Olga ne mit que quelques secondes à lui ouvrir, mais il remarqua qu’elle s’était enfermée à clef. Elle s’apprêtait certainement à sortir. Elle avait enfilé son manteau et son sac était sur le lit, à côté de ses gants.

Leur étreinte fut un échantillon rare de duplicité. Il éprouvait une sorte de plaisir subtil en mesurant à certains symptômes combien chacun des nerfs et des muscles de sa maitresse était appliqué à feindre la tendresse. Quant à lui, tandis qu’il pressait son corps contre le sien, couvrant son visage de baisers, avec toutes les marques de la passion la plus ingénue, il l’avait obligée de se reculer un peu pour se rapprocher de la cloison. Puis, comme il l’embrassait dans le cou, son œil attentif cherchait l’issue des fils électriques par-derrière la nuque.

Il ne fut pas long à la découvrir, non loin d’une armoire analogue à celle de sa propre chambre.

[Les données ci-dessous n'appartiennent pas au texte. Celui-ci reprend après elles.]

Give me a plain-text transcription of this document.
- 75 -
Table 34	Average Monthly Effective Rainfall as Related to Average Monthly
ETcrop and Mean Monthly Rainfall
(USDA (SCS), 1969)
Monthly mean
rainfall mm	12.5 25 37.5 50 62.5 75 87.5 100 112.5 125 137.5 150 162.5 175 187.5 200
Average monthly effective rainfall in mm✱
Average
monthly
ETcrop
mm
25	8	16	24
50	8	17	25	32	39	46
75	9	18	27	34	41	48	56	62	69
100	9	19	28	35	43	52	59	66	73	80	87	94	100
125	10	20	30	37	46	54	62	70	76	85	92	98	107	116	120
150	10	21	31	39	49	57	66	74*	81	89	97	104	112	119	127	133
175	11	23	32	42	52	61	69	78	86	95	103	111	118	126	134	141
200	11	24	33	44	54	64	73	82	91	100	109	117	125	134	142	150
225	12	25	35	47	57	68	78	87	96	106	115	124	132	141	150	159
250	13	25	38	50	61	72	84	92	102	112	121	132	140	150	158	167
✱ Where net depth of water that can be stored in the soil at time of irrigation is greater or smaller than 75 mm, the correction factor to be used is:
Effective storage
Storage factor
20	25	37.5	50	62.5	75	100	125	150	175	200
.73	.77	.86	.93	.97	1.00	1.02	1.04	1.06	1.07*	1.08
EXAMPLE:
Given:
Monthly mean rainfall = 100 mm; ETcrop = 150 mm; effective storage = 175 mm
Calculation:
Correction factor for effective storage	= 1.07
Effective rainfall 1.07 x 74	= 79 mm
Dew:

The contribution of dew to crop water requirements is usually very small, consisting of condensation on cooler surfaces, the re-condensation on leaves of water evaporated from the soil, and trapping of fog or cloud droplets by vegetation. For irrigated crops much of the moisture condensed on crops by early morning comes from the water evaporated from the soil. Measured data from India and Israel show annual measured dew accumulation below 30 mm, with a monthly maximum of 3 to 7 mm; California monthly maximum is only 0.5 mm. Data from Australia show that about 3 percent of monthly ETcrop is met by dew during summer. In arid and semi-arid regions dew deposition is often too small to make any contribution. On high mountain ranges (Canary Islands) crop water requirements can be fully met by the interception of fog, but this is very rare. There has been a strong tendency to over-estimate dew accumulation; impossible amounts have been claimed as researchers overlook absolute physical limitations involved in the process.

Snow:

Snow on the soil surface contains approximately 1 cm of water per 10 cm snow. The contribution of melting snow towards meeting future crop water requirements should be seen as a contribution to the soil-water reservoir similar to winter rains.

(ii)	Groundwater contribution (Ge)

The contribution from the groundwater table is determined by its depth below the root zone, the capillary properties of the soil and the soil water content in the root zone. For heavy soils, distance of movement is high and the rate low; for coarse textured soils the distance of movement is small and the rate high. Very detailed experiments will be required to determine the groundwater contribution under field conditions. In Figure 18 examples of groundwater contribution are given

Il y avait là également quatre fils, il aurait pu le jurer, dont le faisceau disparaissait derrière le meuble. Il éprouva une nouvelle satisfaction en apercevant des traces sur la moquette. Cela lui suffisait ; le fil suspect s’arrêtait certainement derrière l’armoire. Quand elle se mettait à l’écoute, il l’imaginait sans effort sortant le bout libre du fil et le reliant à des écouteurs ou à un appareil d’enregistrement. Il eût donné cher pour fouiller une mallette, paraissant avoir une serrure solide et dont la clef avait été retirée, posée non loin de là sur une table basse. Les traces sur la moquette provenaient sans doute de ce meuble, qui avait été rapproché.

Ces traces étaient fraîches. Il lui vint à l’esprit, tandis qu’il s’emparait de ses lèvres, qu’elle avait sans doute écouté sa conversation avec Herst, mais il n’attacha pour l’instant aucune signification particulière à cette probabilité.

« Vous êtes là depuis longtemps ? Pourquoi ne pas avoir frappé à ma porte ? » demanda-t-il sur un ton de reproche amical.

Ceci était une remarque assez singulière de sa part, étant donné leur convention tacite de ne jamais s’imposer l’un à l’autre ; mais il avait décidé de se montrer particulièrement aimable.

« Il m’avait semblé entendre parler dans votre chambre. J’ai pensé que vous aviez une visite et je ne voulais pas vous déranger. »

Il s’était détaché d’elle et la regardait dans les yeux, les mains posées sur ses épaules, étudiant avec attention ses moindres réflexes ; tout en l’enveloppant de son sourire le plus tendre. Elle soutint son regard et son visage lui renvoya un sourire d’une quantité égale. Il ne put s’empêcher d’admirer son sang-froid : prétendre ne rien avoir entendu dans la chambre voisine aurait pu lui paraître suspect.

« Ce n’était que Herst, un de mes meilleurs amis. Il faudra que je vous le présente un jour... Il exerce une profession assez originale : gorille. Il est attaché à la personne du chef de l’Etat. »

Une intuition confuse l’avait incité à parler de Herst et de son métier, tout en guettant ses réactions. Elle ne sourcilla pas, mais il lui sembla apercevoir un très léger frémissement de son épaule. Il n’insista pas et changea de sujet.

« Vous sortiez ? Moi qui avais pensé que, peut-être, ce soir... »

Il avait depuis un moment l’impression que sa visite dérangeait les plans d’Olga, qu’elle sortait avec précipitation et, sans qu’il pût expliquer pourquoi, que ce départ était en relation avec la conversation téléphonique dont il avait entendu le murmure.